As many of you know, I’ll be in South Africa until December, working with our partners here on various projects. Last week, I met Emisa and Champion, pictured here.

They are gardeners at Ikamva Labantu, a partner organization, part of a team of five very dedicated people who tend vegetables in townships outside of Cape Town, South Africa. For the past couple of years, Open Arms’ international program has been funding this program, including the gardener’s salaries, seeds and other supplies. They grow vegetables without the use of harmful pesticides, and even though the ground is sandy and not ideal for incredible gardens, they have some pretty incredible things growing.

The vegetables get used by the community in areas where food is scarce, especially healthy food.

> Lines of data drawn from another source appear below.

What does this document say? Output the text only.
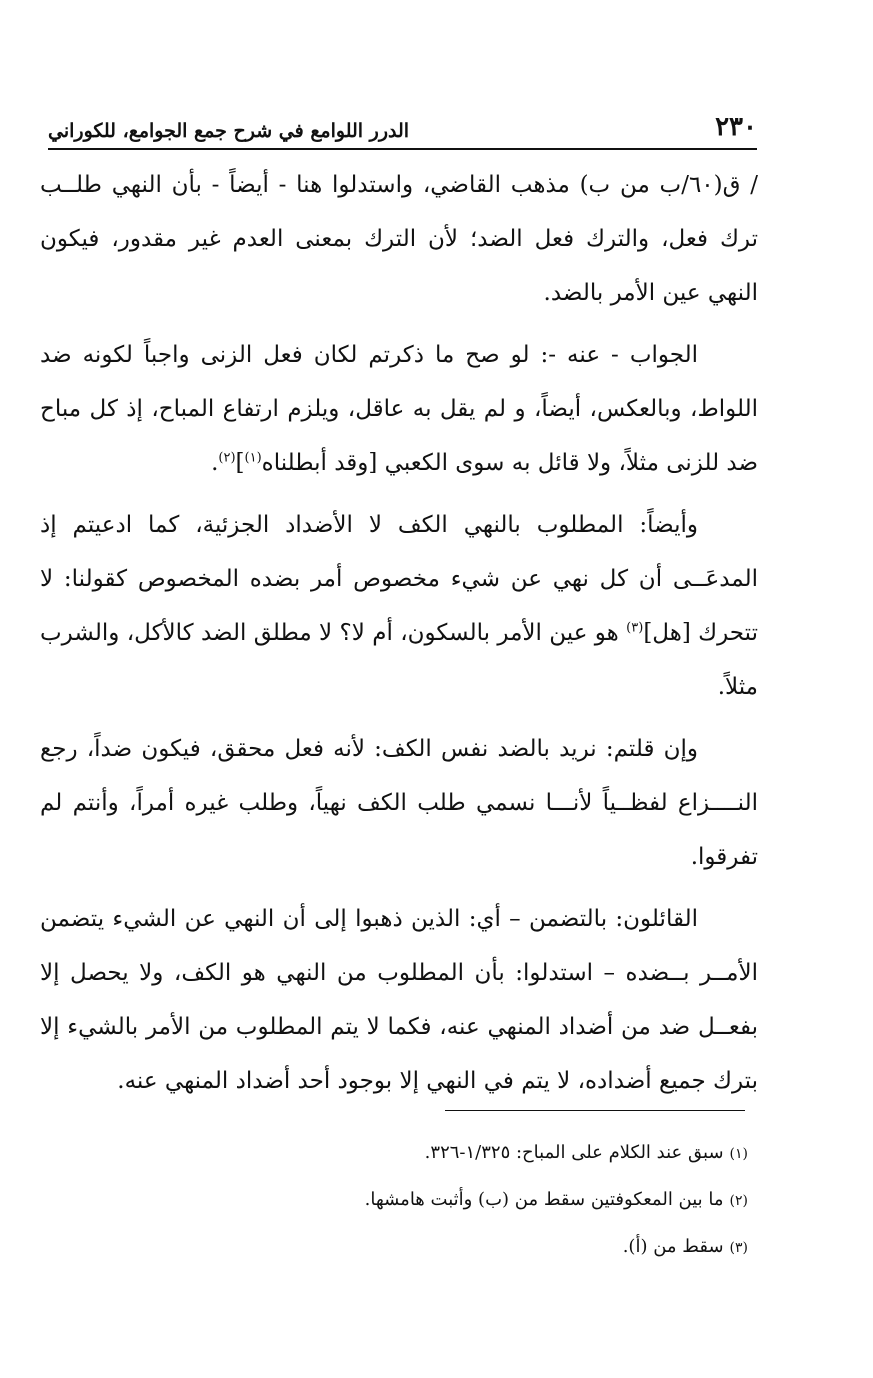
٢٣٠
الدرر اللوامع في شرح جمع الجوامع، للكوراني

/ ق(٦٠/ب من ب) مذهب القاضي، واستدلوا هنا - أيضاً - بأن النهي طلــب ترك فعل، والترك فعل الضد؛ لأن الترك بمعنى العدم غير مقدور، فيكون النهي عين الأمر بالضد.

الجواب - عنه -: لو صح ما ذكرتم لكان فعل الزنى واجباً لكونه ضد اللواط، وبالعكس، أيضاً، و لم يقل به عاقل، ويلزم ارتفاع المباح، إذ كل مباح ضد للزنى مثلاً، ولا قائل به سوى الكعبي [وقد أبطلناه$^{(١)}$]$^{(٢)}$.

وأيضاً: المطلوب بالنهي الكف لا الأضداد الجزئية، كما ادعيتم إذ المدعَــى أن كل نهي عن شيء مخصوص أمر بضده المخصوص كقولنا: لا تتحرك [هل]$^{(٣)}$ هو عين الأمر بالسكون، أم لا؟ لا مطلق الضد كالأكل، والشرب مثلاً.

وإن قلتم: نريد بالضد نفس الكف: لأنه فعل محقق، فيكون ضداً، رجع النــــزاع لفظــياً لأنـــا نسمي طلب الكف نهياً، وطلب غيره أمراً، وأنتم لم تفرقوا.

القائلون: بالتضمن – أي: الذين ذهبوا إلى أن النهي عن الشيء يتضمن الأمــر بــضده – استدلوا: بأن المطلوب من النهي هو الكف، ولا يحصل إلا بفعــل ضد من أضداد المنهي عنه، فكما لا يتم المطلوب من الأمر بالشيء إلا بترك جميع أضداده، لا يتم في النهي إلا بوجود أحد أضداد المنهي عنه.

(١)سبق عند الكلام على المباح: ١/٣٢٥-٣٢٦.
(٢)ما بين المعكوفتين سقط من (ب) وأثبت هامشها.
(٣)سقط من (أ).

In a place where 20% of people are living with HIV, it’s essential that people have access to good vegetables. Many of the homes include caregivers who look after many young children, most likely orphaned because of illness or poverty.

So, just like at Open Farms, there was no shortage of prepping, planting, watering or weeding during the days I was able to “dig in” at Ikamva Labantu. When I asked Champion why he was doing this work, he answered: “Gardening is my passion.” We spent two days together, getting plots ready for maize (corn) and tomatoes. Before I arrived to assist them, the farmers had asked how old I and how fit I was; I don’t know if they expected me to be able to help them accomplish anything. But we filled almost every open plot of land. In addition to getting the vegetables planted, Champion made it clear that the garden was to be maintained to the highest level. It had to be spotless. He was proud of it, and rightly so.

While we were planting the corn, Champion was spacing the seeds very far apart. I asked him about this, stating that in the US we plant the sweet corn much closer together. Champion insisted that it was the way that would be best. “The plants want to be free. They must be free.” I thought that was a great explanation. We all deserve to be free, don’t we?

The vegetables will grow. They’ll certainly be enjoyed. And they made a big difference to nearly 200 families last year in the townships surrounding Cape Town.

It’s always amazing to realize the impact we have with our international programs.